In August 27th, ST announced that the market environment, economic environment and other circumstances had changed significantly. Wai Hai holdings and Ningbo have terminated the transaction.
But the above deal is fruitless, and the ST encircling sea problem under its control is further exposed.
According to the August 23rd announcement, ST Wai Wai had found a balance of 600 million yuan before the encircling sea holding company and its affiliated parties, and 2 new illegal guarantees were found, amounting to 6 million 800 thousand yuan and 13 million 433 thousand and 700 yuan respectively.
ST Wai Hai announcement also said that this is the new board of directors since its performance in August 16th, a comprehensive inspection of the company's situation, combing the company's internal materials found Feng Quanhong in the name of ST Wai sea as the controlling shareholder of Wai Hai holdings to provide a violation of security.
In September 5th, the ST Wai Hai disclosed the inquiry letter of the Shenzhen Stock Exchange to the foreign exchange. The company found that there was a suspected breach of contract fraud by the company's self-examination. The amount involved was about 370 million yuan, but the controlling shareholder told ST Wai Hai that there was no such key information as the original warranty.
ST reported the case to the public security organ.
Later, ST Wai Hai also hired Zhejiang Jing Heng (Ningbo) law firm to solve the problem of illegal guarantee between its controlling shareholder and Wai Hai holding company, and the new seal was opened in October 8th to define the rights and obligations of the new and old board of directors.
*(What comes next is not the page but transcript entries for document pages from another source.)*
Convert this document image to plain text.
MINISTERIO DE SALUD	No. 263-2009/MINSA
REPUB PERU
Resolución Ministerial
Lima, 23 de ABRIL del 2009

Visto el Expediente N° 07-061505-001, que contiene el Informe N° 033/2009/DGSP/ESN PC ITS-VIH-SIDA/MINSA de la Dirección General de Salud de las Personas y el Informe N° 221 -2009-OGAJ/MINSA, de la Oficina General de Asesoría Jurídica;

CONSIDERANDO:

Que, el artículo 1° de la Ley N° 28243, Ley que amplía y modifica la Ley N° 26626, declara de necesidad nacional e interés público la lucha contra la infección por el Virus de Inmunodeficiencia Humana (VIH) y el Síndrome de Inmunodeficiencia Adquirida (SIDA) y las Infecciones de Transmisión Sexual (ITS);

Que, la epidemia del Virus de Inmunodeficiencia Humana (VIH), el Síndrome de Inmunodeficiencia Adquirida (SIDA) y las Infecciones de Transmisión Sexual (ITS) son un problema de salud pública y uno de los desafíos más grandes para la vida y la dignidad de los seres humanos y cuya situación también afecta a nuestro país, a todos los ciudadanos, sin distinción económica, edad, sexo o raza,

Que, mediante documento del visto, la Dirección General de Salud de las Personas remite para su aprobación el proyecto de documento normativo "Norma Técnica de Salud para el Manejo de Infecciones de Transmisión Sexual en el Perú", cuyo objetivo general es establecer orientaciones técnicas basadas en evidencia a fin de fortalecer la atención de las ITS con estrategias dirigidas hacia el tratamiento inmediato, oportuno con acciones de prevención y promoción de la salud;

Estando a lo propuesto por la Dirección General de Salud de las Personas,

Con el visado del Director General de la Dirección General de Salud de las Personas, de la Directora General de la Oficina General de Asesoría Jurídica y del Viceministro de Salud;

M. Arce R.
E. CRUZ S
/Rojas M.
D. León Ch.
ST Wai Hai announced in November 7th that "in view of the fact that Wai Hai holdings, Feng Quanhong and others seriously damaged the interests of the company and the majority of small and medium-sized shareholders, and constituted an ultra vires and unauthorized representation to the outside world, the company filed a civil lawsuit with the Ningbo intermediate court in October 30th on the defendant of Feng Quanhong, Gu Wen Ju and Wai Hai Holdings". The lawsuit has been put on file.
ST is also carrying out other risk warnings around the sea, also because of violation guarantee and capital occupation. In July 12th this year, it received the notice of investigation by the SFC.
While Wai Hai holdings's proposal to recall the relevant directors and supervisors in the ST sea surrounded the sea, there is no doubt that there has been a great uproar. But neither side has announced more information, causing the truth to cover up the fog. The public telephone of ST Wai Hai has been busy in November 14th.
However, according to the relevant regulations, ST Wai Hai must submit written feedback on approval or disapproval of the convening of the provisional shareholders' meeting within 10 days after receiving the proposal of Wai Hai holdings.